Wall Street is expecting Amazon to report non-GAAP fourth quarter earnings of 67 cents a share on revenue of $26.05 billion.

Wedbush analyst Michael Pachter highlights the eternal Amazon conundrum:

We expect Amazon to report Q4 revenue well above consensus and our estimates as it continues to gain share from brick-and-mortar retailers; however, EPS remains unpredictable as the company’s spending soaks up gross profit dollar growth.

The data from Amazon indicates the company did well. Amazon announced its best-ever holiday season and said marketplace sellers also hit records.

However, e-commerce activity may have also slowed along with overall retail sales. eBay's fourth quarter showed U.S. e-commerce slowed sequentially and Europe remains sluggish.

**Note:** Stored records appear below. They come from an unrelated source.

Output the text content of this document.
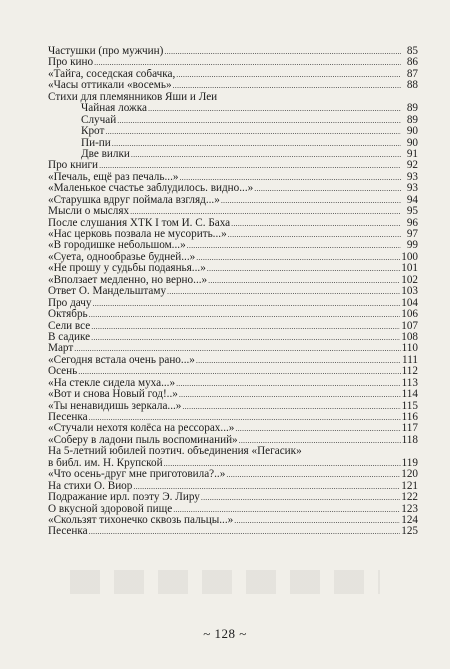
Частушки (про мужчин) .....	85
Про кино .....	86
«Тайга, соседская собачка, .....	87
«Часы оттикали «восемь» .....	88
Стихи для племянников Яши и Леи
Чайная ложка .....	89
Случай .....	89
Крот .....	90
Пи-пи .....	90
Две вилки .....	91
Про книги .....	92
«Печаль, ещё раз печаль...» .....	93
«Маленькое счастье заблудилось. видно...» .....	93
«Старушка вдруг поймала взгляд...» .....	94
Мысли о мыслях .....	95
После слушания ХТК I том И. С. Баха .....	96
«Нас церковь позвала не мусорить...» .....	97
«В городишке небольшом...» .....	99
«Суета, однообразье будней...» .....	100
«Не прошу у судьбы подаянья...» .....	101
«Вползает медленно, но верно...» .....	102
Ответ О. Мандельштаму .....	103
Про дачу .....	104
Октябрь .....	106
Сели все .....	107
В садике .....	108
Март .....	110
«Сегодня встала очень рано...» .....	111
Осень .....	112
«На стекле сидела муха...» .....	113
«Вот и снова Новый год!..» .....	114
«Ты ненавидишь зеркала...» .....	115
Песенка .....	116
«Стучали нехотя колёса на рессорах...» .....	117
«Соберу в ладони пыль воспоминаний» .....	118
На 5-летний юбилей поэтич. объединения «Пегасик»
в библ. им. Н. Крупской .....	119
«Что осень-друг мне приготовила?..» .....	120
На стихи О. Виор .....	121
Подражание ирл. поэту Э. Лиру .....	122
О вкусной здоровой пище .....	123
«Скользят тихонечко сквозь пальцы...» .....	124
Песенка .....	125
~ 128 ~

Add it up and Amazon's results aren't likely to deliver a massive zero-sum retail victory. Traditional retailers that have focused on multi-channel sales have also gained from a shift in e-commerce. Janney Capital Markets analyst Shawn Milne said in a research note:

When the dust settles, we believe the results will clearly underscore the massive eCommerce share shift driven by rapidly changing consumer behavior including mobile and omni-channel. This is not to say the shift only benefits online retailers – clearly those retailers that are embracing omni-channel are participating in the share shift.